Así pues, los liberales clásicos creían en la virtud y le concedían una extraordinaria importancia. No sólo porque el sentido último de la libertad estriba en la elección voluntaria del bien (una libertad dedicada al vicio es una libertad fracasada). También porque los primeros liberales supieron −con una lucidez que han desechado los libertarios actuales− que una sociedad libre sólo es sostenible si la mayoría de sus ciudadanos son virtuosos. Los fundadores de EE.UU. −la primera democracia liberal− hablaban siempre de “libertad ordenada”: en una sociedad liberal la virtud personal es más imprescindible que en una autoritaria, para que los ciudadanos hagan uso responsable de su libertad. Por eso Montesquieu sostuvo que el principio motor de la república (la sociedad abierta) es la virtud, de la misma forma en que el temor lo es en el despotismo y el honor hereditario en la monarquía. Y por eso James Madison afirmó en el ensayo 55 del Federalista que “el gobierno republicano presupone la existencia de estas cualidades [virtuosas] en un grado más alto que cualquier otro sistema de gobierno”. La sociedad libre no es viable si los ciudadanos no cultivan virtudes como el respeto a la ley, el cumplimiento de la palabra dada, la laboriosidad, la moderación, el espíritu de autosuficiencia económica, la capacidad de aplazar la gratificación…

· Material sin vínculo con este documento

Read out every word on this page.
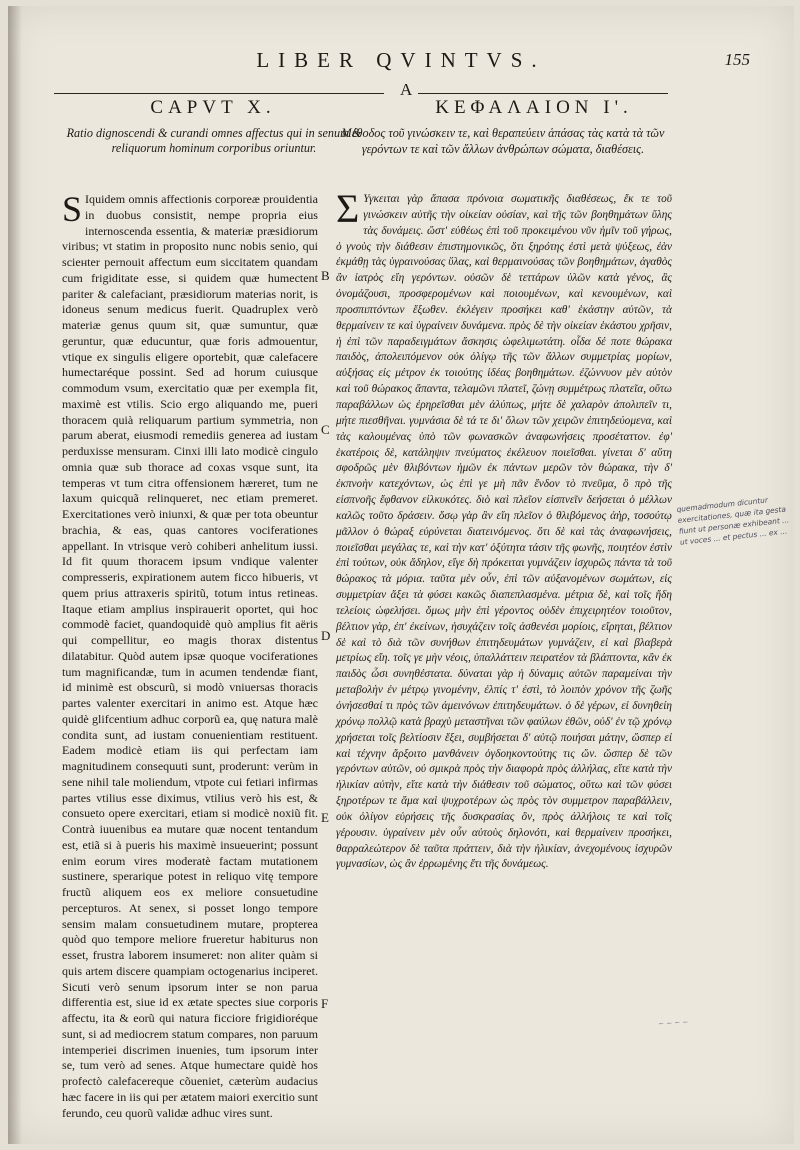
LIBER QVINTVS.	155
A
CAPVT X.	ΚΕΦΑΛΑΙΟΝ Ι'.
Ratio dignoscendi & curandi omnes affectus qui in senum & reliquorum hominum corporibus oriuntur.
Μέθοδος τοῦ γινώσκειν τε, καὶ θεραπεύειν ἁπάσας τὰς κατὰ τὰ τῶν γερόντων τε καὶ τῶν ἄλλων ἀνθρώπων σώματα, διαθέσεις.
S Iquidem omnis affectionis corporeæ prouidentia in duobus consistit, nempe propria eius internoscenda essentia, & materiæ præsidiorum viribus; vt statim in proposito nunc nobis senio, qui sciенter pernouit affectum eum siccitatem quandam cum frigiditate esse, si quidem quæ humectent pariter & calefaciant, præsidiorum materias norit, is idoneus senum medicus fuerit. Quadruplex verò materiæ genus quum sit, quæ sumuntur, quæ geruntur, quæ educuntur, quæ foris admouentur, vtique ex singulis eligere oportebit, quæ calefacere humectaréque possint. Sed ad horum cuiusque commodum vsum, exercitatio quæ per exempla fit, maximè est vtilis. Scio ergo aliquando me, pueri thoracem quià reliquarum partium symmetria, non parum aberat, eiusmodi remediis generea ad iustam perduxisse mensuram. Cinxi illi lato modicè cingulo omnia quæ sub thorace ad coxas vsque sunt, ita temperas vt tum citra offensionem hæreret, tum ne laxum quicquã relinqueret, nec etiam premeret. Exercitationes verò iniunxi, & quæ per tota obeuntur brachia, & eas, quas cantores vociferationes appellant. In vtrisque verò cohiberi anhelitum iussi. Id fit quum thoracem ipsum vndique valenter compresseris, expirationem autem ficco hibueris, vt quem prius attraxeris spiritũ, totum intus retineas. Itaque etiam amplius inspirauerit oportet, qui hoc commodè faciet, quandoquidè quò amplius fit aëris qui compellitur, eo magis thorax distentus dilatabitur. Quòd autem ipsæ quoque vociferationes tum magnificandæ, tum in acumen tendendæ fiant, id minimè est obscurũ, si modò vniuersas thoracis partes valenter exercitari in animo est. Atque hæc quidè glifcentium adhuc corporũ ea, quę natura malè condita sunt, ad iustam conuenientiam restituent. Eadem modicè etiam iis qui perfectam iam magnitudinem consequuti sunt, proderunt: verùm in sene nihil tale moliendum, vtpote cui fetiari infirmas partes vtilius esse diximus, vtilius verò his est, & consueto opere exercitari, etiam si modicè noxiũ fit. Contrà iuuenibus ea mutare quæ nocent tentandum est, etiã si à pueris his maximè insueuerint; possunt enim eorum vires moderatè factam mutationem sustinere, sperarique potest in reliquo vitę tempore fructũ aliquem eos ex meliore consuetudine percepturos. At senex, si posset longo tempore sensim malam consuetudinem mutare, propterea quòd quo tempore meliore frueretur habiturus non esset, frustra laborem insumeret: non aliter quàm si quis artem discere quampiam octogenarius inciperet. Sicuti verò senum ipsorum inter se non parua differentia est, siue id ex ætate spectes siue corporis affectu, ita & eorũ qui natura ficciore frigidioréque sunt, si ad mediocrem statum compares, non paruum intemperiei discrimen inuenies, tum ipsorum inter se, tum verò ad senes. Atque humectare quidè hos profectò calefacereque cõueniet, cæterùm audacius hæc facere in iis qui per ætatem maiori exercitio sunt ferundo, ceu quorũ validæ adhuc vires sunt.
Σ Υγκειται γὰρ ἅπασα πρόνοια σωματικῆς διαθέσεως, ἔκ τε τοῦ γινώσκειν αὐτῆς τὴν οἰκείαν οὐσίαν, καὶ τῆς τῶν βοηθημάτων ὕλης τὰς δυνάμεις. ὥστ' εὐθέως ἐπὶ τοῦ προκειμένου νῦν ἡμῖν τοῦ γήρως, ὁ γνοὺς τὴν διάθεσιν ἐπιστημονικῶς, ὅτι ξηρότης ἐστὶ μετὰ ψύξεως, ἐὰν ἐκμάθῃ τὰς ὑγραινούσας ὕλας, καὶ θερμαινούσας τῶν βοηθημάτων, ἀγαθὸς ἂν ἰατρὸς εἴη γερόντων. οὐσῶν δὲ τεττάρων ὑλῶν κατὰ γένος, ἃς ὀνομάζουσι, προσφερομένων καὶ ποιουμένων, καὶ κενουμένων, καὶ προσπιπτόντων ἔξωθεν. ἐκλέγειν προσήκει καθ' ἑκάστην αὐτῶν, τὰ θερμαίνειν τε καὶ ὑγραίνειν δυνάμενα. πρὸς δὲ τὴν οἰκείαν ἑκάστου χρῆσιν, ἡ ἐπὶ τῶν παραδειγμάτων ἄσκησις ὠφελιμωτάτη. οἶδα δέ ποτε θώρακα παιδὸς, ἀπολειπόμενον οὐκ ὀλίγῳ τῆς τῶν ἄλλων συμμετρίας μορίων, αὐξήσας εἰς μέτρον ἐκ τοιούτης ἰδέας βοηθημάτων. ἐζώννυον μὲν αὐτὸν καὶ τοῦ θώρακος ἅπαντα, τελαμῶνι πλατεῖ, ζώνῃ συμμέτρως πλατεῖα, οὕτω παραβάλλων ὡς ἐρηρεῖσθαι μὲν ἀλύπως, μήτε δὲ χαλαρὸν ἀπολιπεῖν τι, μήτε πιεσθῆναι. γυμνάσια δὲ τά τε δι' ὅλων τῶν χειρῶν ἐπιτηδεύομενα, καὶ τὰς καλουμένας ὑπὸ τῶν φωνασκῶν ἀναφωνήσεις προσέταττον. ἐφ' ἑκατέροις δὲ, κατάληψιν πνεύματος ἐκέλευον ποιεῖσθαι. γίνεται δ' αὕτη σφοδρῶς μὲν θλιβόντων ἡμῶν ἐκ πάντων μερῶν τὸν θώρακα, τὴν δ' ἐκπνοὴν κατεχόντων, ὡς ἐπὶ γε μὴ πᾶν ἔνδον τὸ πνεῦμα, ὃ πρὸ τῆς εἰσπνοῆς ἔφθανον εἱλκυκότες. διὸ καὶ πλεῖον εἰσπνεῖν δεήσεται ὁ μέλλων καλῶς τοῦτο δράσειν. ὅσῳ γὰρ ἂν εἴη πλεῖον ὁ θλιβόμενος ἀὴρ, τοσούτῳ μᾶλλον ὁ θώραξ εὐρύνεται διατεινόμενος. ὅτι δὲ καὶ τὰς ἀναφωνήσεις, ποιεῖσθαι μεγάλας τε, καὶ τὴν κατ' ὀξύτητα τάσιν τῆς φωνῆς, ποιητέον ἐστὶν ἐπὶ τούτων, οὐκ ἄδηλον, εἴγε δὴ πρόκειται γυμνάζειν ἰσχυρῶς πάντα τὰ τοῦ θώρακος τὰ μόρια. ταῦτα μὲν οὖν, ἐπὶ τῶν αὐξανομένων σωμάτων, εἰς συμμετρίαν ἄξει τὰ φύσει κακῶς διαπεπλασμένα. μέτρια δὲ, καὶ τοῖς ἤδη τελείοις ὠφελήσει. ὅμως μὴν ἐπὶ γέροντος οὐδὲν ἐπιχειρητέον τοιοῦτον, βέλτιον γὰρ, ἐπ' ἐκείνων, ἡσυχάζειν τοῖς ἀσθενέσι μορίοις, εἴρηται, βέλτιον δὲ καὶ τὸ διὰ τῶν συνήθων ἐπιτηδευμάτων γυμνάζειν, εἰ καὶ βλαβερὰ μετρίως εἴη. τοῖς γε μὴν νέοις, ὑπαλλάττειν πειρατέον τὰ βλάπτοντα, κἂν ἐκ παιδὸς ὦσι συνηθέστατα. δύναται γὰρ ἡ δύναμις αὐτῶν παραμείναι τὴν μεταβολὴν ἐν μέτρῳ γινομένην, ἐλπίς τ' ἐστὶ, τὸ λοιπὸν χρόνον τῆς ζωῆς ὀνήσεσθαί τι πρὸς τῶν ἀμεινόνων ἐπιτηδευμάτων. ὁ δὲ γέρων, εἰ δυνηθείη χρόνῳ πολλῷ κατὰ βραχὺ μεταστῆναι τῶν φαύλων ἐθῶν, οὐδ' ἐν τῷ χρόνῳ χρήσεται τοῖς βελτίοσιν ἕξει, συμβήσεται δ' αὐτῷ ποιήσαι μάτην, ὥσπερ εἰ καὶ τέχνην ἄρξοιτο μανθάνειν ὀγδοηκοντούτης τις ὤν. ὥσπερ δὲ τῶν γερόντων αὐτῶν, οὐ σμικρὰ πρὸς τὴν διαφορὰ πρὸς ἀλλήλας, εἴτε κατὰ τὴν ἡλικίαν αὐτὴν, εἴτε κατὰ τὴν διάθεσιν τοῦ σώματος, οὕτω καὶ τῶν φύσει ξηροτέρων τε ἅμα καὶ ψυχροτέρων ὡς πρὸς τὸν συμμετρον παραβάλλειν, οὐκ ὀλίγον εὑρήσεις τῆς δυσκρασίας ὂν, πρὸς ἀλλήλοις τε καὶ τοῖς γέρουσιν. ὑγραίνειν μὲν οὖν αὐτοὺς δηλονότι, καὶ θερμαίνειν προσήκει, θαρραλεώτερον δὲ ταῦτα πράττειν, διὰ τὴν ἡλικίαν, ἀνεχομένους ἰσχυρῶν γυμνασίων, ὡς ἂν ἐρρωμένης ἔτι τῆς δυνάμεως.
B
C
D
E
F
quemadmodum dicuntur exercitationes, quæ ita gesta fiunt ut personæ exhibeant ... ut voces ... et pectus ... ex ...
~ ~ ~ ~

El libertario de guardia dirá que todas esas son “virtudes cívicas”, distintas de las virtudes privadas, e insistirá en que todo verdadero liberal debe respetar “el derecho de cada uno a conducir su vida privada-familiar como crea oportuno”. Pero los liberales clásicos no habrían admitido esa separación estricta entre la esfera privada y la pública. Ellos sabían que las virtudes cívicas se aprendían en la familia: daban por supuesto que la sociedad libre requiere familias sólidas, capaces de cumplir adecuadamente su función provisora y educativa. De ahí que Locke, padre del liberalismo, insistiera en la estabilidad familiar (“la unión del hombre y la mujer debe persistir […] mientras sea necesaria para proteger a los hijos”) y afirmara que “el apareamiento inseguro, fácilmente alterable” haría inviable a la sociedad (Ensayo sobre el gobierno civil, 79-80). Y de ahí que John Adams, segundo presidente de EE.UU., afirmara que “el fundamento de la moral nacional debe ser puesto en las familias”. El primero, George Washington, había ido más lejos al proclamar que el “gobierno nacional” existe, entre otras cosas, “para promover la práctica de la verdadera religión y de la virtud”. Washington, Adams, Madison… ese hatajo de trabucaires.
Con la perspectiva de dos siglos, hoy sabemos que aquellos primeros liberales acertaron en sus intuiciones. En efecto, la familia es un microcosmos educativo irremplazable, en el que se aprenden las virtudes y se forman los ciudadanos responsables. Por eso la descomposición familiar −divorcios, volatilidad de las relaciones, monoparentalidad, etc.− tiene efectos tan negativos en la maduración de los niños, como demuestran numerosos estudios. En las familias monoparentales, reconstituidas, etc., son notablemente más altas las tasas de trauma emocional infantil, fracaso escolar, abuso sexual, comportamiento disruptivo, drogadicción, alcoholismo, delincuencia juvenil…

El resultado de la descomposición
familiar y de la incorrecta maduración
de los niños es el crecimiento del
Estado

Y el resultado de la descomposición familiar y de la incorrecta maduración de los niños es… el crecimiento del Estado. El Estado acude a llenar (siempre imperfectamente) el vacío dejado por las familias fracturadas, asumiendo las funciones que éstas ya no pueden asumir. Lo que no haga la familia lo hará el Estado con sus subsidios y servicios sociales. A más inestabilidad familiar, más Estado. Un estudio norteamericano calculó que la ruptura familiar suponía en EE.UU. 112.000 millones de dólares anuales de gasto público adicional. ¿Y no era la expansión del Estado el summum malum para un liberal? La fragilidad creciente de las familias –celebrada por nuestros libertarios como una manifestación de la libertad personal- le hace el juego al Leviatán.
Me temo que Locke, Montesquieu, Adam Smith, Kant, Constant, Tocqueville, Bastiat, Lincoln, no habrían estado de acuerdo con el dogma “liberal” contemporáneo: “que cada uno haga con su vida privada lo que quiera, mientras no vulnere la libertad de los demás”. Pero es que eran todos unos reaccionarios, oiga.